The security of LLMs
LLMs are an increasingly popular technology, as they can be used for various purposes and provide benefits in automating tasks and improving workflows. Therefore, many organizations add them as tools to their IT systems, and many software products have LLM components included to enable natural language generation features, such as chatbots or report generation.
However, LLMs have their own vulnerabilities that can be exploited by attackers. Security experts must be aware of these vulnerabilities to advise and implement secure integration of LLMs.
The Open Worldwide Application Security Project (OWASP) is an international organization dedicated to cybersecurity – mainly, web application security. Considering the rising popularity of LLMs, OWASP has created a taxonomy of the top 10 security threats when applying LLMs:
- Prompt injection: LLMs are used by providing queries to them in the form of a textual prompt and obtaining a textual response. The modeling and response generation process usually includes guardrails that safeguard them from providing responses that are inappropriate or leak sensitive information. However, it was shown that an attacker can create a specially crafted prompt that can make LLMs ignore the guardrails and provide an unwanted response.
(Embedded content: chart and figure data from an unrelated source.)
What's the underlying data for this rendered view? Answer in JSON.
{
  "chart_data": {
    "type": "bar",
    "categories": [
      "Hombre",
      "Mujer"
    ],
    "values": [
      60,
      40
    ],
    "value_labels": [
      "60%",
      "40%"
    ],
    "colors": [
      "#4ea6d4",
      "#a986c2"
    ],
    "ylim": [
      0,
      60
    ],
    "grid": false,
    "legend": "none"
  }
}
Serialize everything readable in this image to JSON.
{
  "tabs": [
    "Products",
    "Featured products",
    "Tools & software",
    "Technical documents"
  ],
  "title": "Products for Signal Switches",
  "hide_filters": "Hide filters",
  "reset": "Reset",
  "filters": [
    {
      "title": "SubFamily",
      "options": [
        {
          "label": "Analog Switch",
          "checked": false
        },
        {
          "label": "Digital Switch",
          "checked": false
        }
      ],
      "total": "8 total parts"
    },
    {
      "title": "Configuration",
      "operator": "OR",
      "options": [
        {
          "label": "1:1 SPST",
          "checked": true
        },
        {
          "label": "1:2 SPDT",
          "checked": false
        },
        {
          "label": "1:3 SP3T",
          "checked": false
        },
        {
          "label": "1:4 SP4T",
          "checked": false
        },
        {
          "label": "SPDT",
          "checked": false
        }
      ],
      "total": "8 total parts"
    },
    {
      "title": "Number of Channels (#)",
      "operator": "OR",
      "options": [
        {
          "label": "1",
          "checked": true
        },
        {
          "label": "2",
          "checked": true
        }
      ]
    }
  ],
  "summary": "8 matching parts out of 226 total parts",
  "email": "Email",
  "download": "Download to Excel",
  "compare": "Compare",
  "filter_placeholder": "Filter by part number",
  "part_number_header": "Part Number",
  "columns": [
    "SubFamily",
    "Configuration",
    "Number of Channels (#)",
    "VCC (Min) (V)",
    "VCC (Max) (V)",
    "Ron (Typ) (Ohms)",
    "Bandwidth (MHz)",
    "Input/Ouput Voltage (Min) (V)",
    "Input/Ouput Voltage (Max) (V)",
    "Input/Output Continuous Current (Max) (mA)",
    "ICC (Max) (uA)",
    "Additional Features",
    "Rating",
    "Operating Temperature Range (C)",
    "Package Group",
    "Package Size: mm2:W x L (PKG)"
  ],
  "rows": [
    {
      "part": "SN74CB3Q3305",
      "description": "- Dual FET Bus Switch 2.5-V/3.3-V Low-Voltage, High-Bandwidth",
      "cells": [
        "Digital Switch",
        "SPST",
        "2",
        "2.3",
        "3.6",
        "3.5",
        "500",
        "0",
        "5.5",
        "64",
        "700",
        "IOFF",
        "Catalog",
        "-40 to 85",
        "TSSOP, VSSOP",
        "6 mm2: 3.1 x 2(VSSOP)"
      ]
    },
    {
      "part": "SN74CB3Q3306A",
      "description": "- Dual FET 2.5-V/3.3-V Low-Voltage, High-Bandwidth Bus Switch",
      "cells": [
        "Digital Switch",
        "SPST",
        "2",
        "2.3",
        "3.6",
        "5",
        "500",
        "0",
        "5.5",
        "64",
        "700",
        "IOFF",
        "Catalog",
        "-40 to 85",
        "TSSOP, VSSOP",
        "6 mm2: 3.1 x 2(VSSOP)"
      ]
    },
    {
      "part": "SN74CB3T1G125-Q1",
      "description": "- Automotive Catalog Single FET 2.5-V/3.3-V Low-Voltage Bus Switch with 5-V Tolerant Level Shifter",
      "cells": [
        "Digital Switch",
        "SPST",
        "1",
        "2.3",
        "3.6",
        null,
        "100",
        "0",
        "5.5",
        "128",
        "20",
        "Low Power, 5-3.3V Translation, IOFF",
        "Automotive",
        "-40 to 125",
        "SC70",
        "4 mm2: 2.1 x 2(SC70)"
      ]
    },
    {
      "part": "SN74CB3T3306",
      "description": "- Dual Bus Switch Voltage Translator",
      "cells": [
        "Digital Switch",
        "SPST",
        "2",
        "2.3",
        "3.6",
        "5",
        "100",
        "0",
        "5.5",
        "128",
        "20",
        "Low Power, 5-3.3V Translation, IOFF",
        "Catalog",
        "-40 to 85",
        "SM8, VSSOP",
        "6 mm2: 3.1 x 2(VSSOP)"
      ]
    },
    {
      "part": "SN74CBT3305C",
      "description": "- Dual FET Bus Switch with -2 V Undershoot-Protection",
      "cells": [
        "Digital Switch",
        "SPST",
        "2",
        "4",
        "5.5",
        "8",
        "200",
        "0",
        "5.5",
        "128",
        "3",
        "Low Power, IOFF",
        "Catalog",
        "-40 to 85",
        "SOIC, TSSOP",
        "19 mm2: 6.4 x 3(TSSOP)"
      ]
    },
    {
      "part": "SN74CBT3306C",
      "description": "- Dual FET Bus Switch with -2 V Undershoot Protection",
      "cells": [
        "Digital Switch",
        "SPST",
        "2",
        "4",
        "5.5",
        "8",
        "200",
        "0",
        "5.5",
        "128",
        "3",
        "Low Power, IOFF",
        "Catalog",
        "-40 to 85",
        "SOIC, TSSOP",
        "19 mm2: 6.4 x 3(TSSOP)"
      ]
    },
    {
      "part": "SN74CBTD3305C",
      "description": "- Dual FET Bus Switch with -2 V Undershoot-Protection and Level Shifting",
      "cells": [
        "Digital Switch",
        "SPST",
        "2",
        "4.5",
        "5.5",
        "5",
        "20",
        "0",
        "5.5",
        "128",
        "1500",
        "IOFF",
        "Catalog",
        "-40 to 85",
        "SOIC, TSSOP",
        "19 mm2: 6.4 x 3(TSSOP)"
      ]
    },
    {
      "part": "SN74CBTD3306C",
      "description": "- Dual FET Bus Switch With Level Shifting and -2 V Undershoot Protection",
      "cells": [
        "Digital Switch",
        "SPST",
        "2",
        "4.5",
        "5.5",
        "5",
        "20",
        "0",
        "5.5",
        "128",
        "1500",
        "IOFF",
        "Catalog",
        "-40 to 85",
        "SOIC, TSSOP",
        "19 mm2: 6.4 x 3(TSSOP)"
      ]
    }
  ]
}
- Insecure output handling: The output of LLMs can be natural language text but it can also be created in a specific format that can be used to execute malicious code and compromise the security of an IT system where LLM is integrated.
- Training data poisoning: LLMs are trained with large-scale data, and in a high number of use cases, the data is gathered from public sources. There is a potential threat that the data that is used for training can be manipulated to change a model to provide results that benefit attackers.
- Model denial of service: LLMs are large-scale models and can require a high number of computational resources to operate and serve responses to queries from a potentially large user base. Attackers can intentionally create an overwhelmingly large volume of requests to overwhelm a system where an LLM is running and cause disruptions.
- Supply chain vulnerabilities: The functionality of LLMs involves reliance on various other software components, which can be vulnerable to malicious updates or other changes. Furthermore, systems that involve LLMs as components can be vulnerable to inauthentic LLM models being provided.
- Sensitive information disclosure: LLMs are trained on large volumes of data, which can easily include Personally Identifiable Data (PII) or other sensitive organizational information. Without proper guardrails, this information can be provided within generated responses, possibly to users who shouldn’t have permission to see this data.
- Insecure plugin design: LLMs are often added to existing software as plugins to enable features such as chatbots and various text generation capabilities. However, since LLMs accept user input and output can be forwarded to other components, vulnerabilities can be introduced to allow exploits such as remote code execution or SQL injection.
- Excessive agency: The responses of LLMs often contain very impressive textual responses and can provide formulation in the desired form. However, making them a fully autonomous component should be carefully considered, as problems such as hallucinations can cause problems with their reliability and reduce user trust.
- Overreliance: Building on the previous point, we need to consider when we can rely on LLM responses and under what conditions. There needs to be enough awareness of LLM functionality and limitations, as well as enough testing, to be highly confident that LLMs are reliable in particular use cases.
- Model theft: LLM models can be trained on confidential data, and their use by unauthorized persons can create problems for organizations. Therefore, LLM models need to be protected from unauthorized access and being moved and copied to locations where they can be used by attackers.
Since the introduction of LLMs, there have been security considerations regarding emerging threats when using this technology. However, there have been new defensive approaches developed to counter these threats. One example is an AI firewall, which is a type of product that analyzes input and output to LLMs to enable defense from some of the aforementioned threats, such as prompt injection or the extraction of sensitive data. Conversely, some threats, such as supply chain vulnerability and denial of service, were well known before the introduction of LLMs and there are already established defensive approaches that can be used for LLM-based architectures as well.